“Il barone rampante” di Italo Calvino


Ogni libro che sia stato letto e amato lascia in chi lo legge un’impronta del suo passaggio. L’edizione che ho conservato de “Il Barone Rampante” di Italo Calvino è quella letta alle scuole medie. La custodisco come fosse un talismano. Rileggerlo ora, da coetanea dell’autore ai tempi della scrittura del romanzo, mi fa un certo effetto.

Italo Calvino, a trentaquattro anni, scrive Il Barone Rampante, guidato dalla nostalgia delle sue letture infantili “brulicanti di personaggi e casi paradossali”. Dedica una prefazione a sé stesso, come accade di frequente, citando diversi titoli - da Peter Pan ad Alice nel paese delle meraviglie al Barone di Münchhausen – i cui autori hanno inteso ritornare fanciulli per lasciare via libera alla propria fantasia. 

È il secondo romanzo della trilogia “I nostri antenati”, pubblicato nel 1957 da Einaudi, e prosegue il tentativo dell’autore di unire l’ispirazione realistica del Neorealismo con la componente dell’invenzione fiabesca.

Da ragazzina avevo preso il racconto alla lettera. 15 giugno 1767. Un pranzo aristocratico di quasi estate. Una famiglia. Un atto di disubbidienza. Il dodicenne Cosimo Piovasco di Rondò, rampollo di una famiglia nobile ligure di Ombrosa, protesta davanti al piatto di lumache che gli viene offerto e lo respinge. «Ho detto che non voglio e non voglio!». Quindi decide di arrampicarsi sui rami di un albero e di non scendere più.

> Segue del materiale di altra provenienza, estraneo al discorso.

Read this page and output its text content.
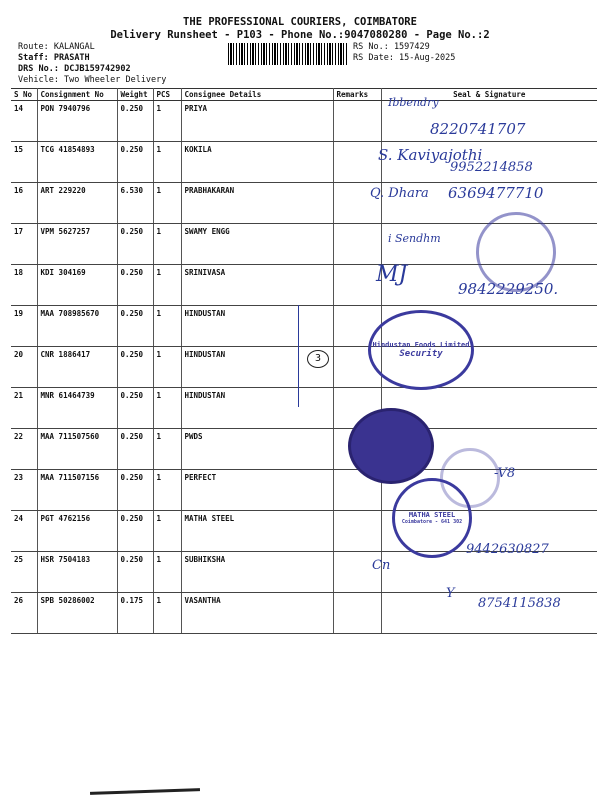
THE PROFESSIONAL COURIERS, COIMBATORE
Delivery Runsheet - P103 - Phone No.:9047080280 - Page No.:2
Route: KALANGAL
Staff: PRASATH
DRS No.: DCJB159742902
Vehicle: Two Wheeler Delivery
RS No.: 1597429
RS Date: 15-Aug-2025
S No	Consignment No	Weight	PCS	Consignee Details	Remarks	Seal & Signature
14	PON 7940796	0.250	1	PRIYA		
15	TCG 41854893	0.250	1	KOKILA		
16	ART 229220	6.530	1	PRABHAKARAN		
17	VPM 5627257	0.250	1	SWAMY ENGG		
18	KDI 304169	0.250	1	SRINIVASA		
19	MAA 708985670	0.250	1	HINDUSTAN		
20	CNR 1886417	0.250	1	HINDUSTAN		
21	MNR 61464739	0.250	1	HINDUSTAN		
22	MAA 711507560	0.250	1	PWDS		
23	MAA 711507156	0.250	1	PERFECT		
24	PGT 4762156	0.250	1	MATHA STEEL		
25	HSR 7504183	0.250	1	SUBHIKSHA		
26	SPB 50286002	0.175	1	VASANTHA		
Ibbendry
8220741707
S. Kaviyajothi
9952214858
Q. Dhara 6369477710
i Sendhm
MJ
9842229250.
3
Hindustan Foods Limited
Security
-V8
MATHA STEEL
Coimbatore - 641 302
Cn
9442630827
8754115838
Y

Nella prima lettura del romanzo, non avevo colto quello che forse è il cuore della storia di Cosimo Piovasco. L’io narrante, Biagio, il fratello del protagonista, evoca il trauma del passaggio dai pranzi in camera della prima infanzia a quelli al tavolo dei grandi, con la serie di rimproveri, punizioni, cocciutaggini che ne deriva. «Allora avevo otto anni, tutto mi pareva un gioco, la guerra di noi ragazzi contro i grandi era la solita di tutti i ragazzi, non capivo che l’ostinazione che ci metteva mio fratello celava qualcosa di più fondo».

L’ostinazione. Il vero tema del romanzo di Calvino. Il gesto di rottura del protagonista non vale tanto di per sé, quanto per la rigorosa fedeltà con cui viene confermato nel tempo. Non mangiare lumache e vivere sugli alberi non è rifiutarsi di crescere. Non è una fuga dal mondo, né dai rapporti umani e dalla società. La storia di Cosimo rappresenta la volontà di un uomo di seguire fino in fondo una regola che si è autoimposto, poiché senza di questa non avrebbe un’identità da presentare a sé stesso e agli altri. Il protagonista decide di vivere sugli alberi non come un misantropo, bensì come un uomo coinvolto nei suoi tempi che partecipa attivamente alla vita degli uomini e agisce altruisticamente, nella consapevolezza che “per essere con gli altri veramente, la sola via era d’essere separato dagli altri”. Il suo gesto è una protesta per ribellarsi alle convenzioni sociali, al rigore e alle pretese degli uomini. Cosimo sta evitando di assumere, nell’uomo adulto che sarà, ciò che aveva rifiutato. Sta sorvegliandosi per non cadere in contraddizione. È, in definitiva, il precettore di sé stesso.

Il Barone Rampante non è semplicemente un romanzo che narra la stravagante vicenda di un uomo bizzarro, bensì rappresenta una summa dei generi narrativi: dal romanzo storico all’apologo, dal romanzo picaresco al racconto filosofico, dal romanzo d’avventura a quello fantastico. È impossibile tracciare l’atlante di riferimenti da cui attinge Calvino, il quale miscela sapientemente gli ingredienti per ottenere un’opera che sia al contempo avvincente e spunto di riflessione.

Il sistema di valori rovesciato fa pensare all’utopia; gli scambi con Diderot e Voltaire tradiscono l’ascendente illuminista e introducono nel racconto la trattazione filosofica; alcune straordinarie gesta del protagonista ricalcano le paradossali Avventure del Barone di Münchhausen, che amplificano la componente fantastica del libro; l’ingegno di Cosimo, che gli vale la capacità di crearsi dal nulla un proprio luogo abitabile, richiama il prototipo del romanzo, Robinson Crusoe. Insomma, l’opera anticipa in parte quella narrativa postmoderna che “gioca” con i generi e di cui lo stesso Calvino sarà un esponente negli anni a venire.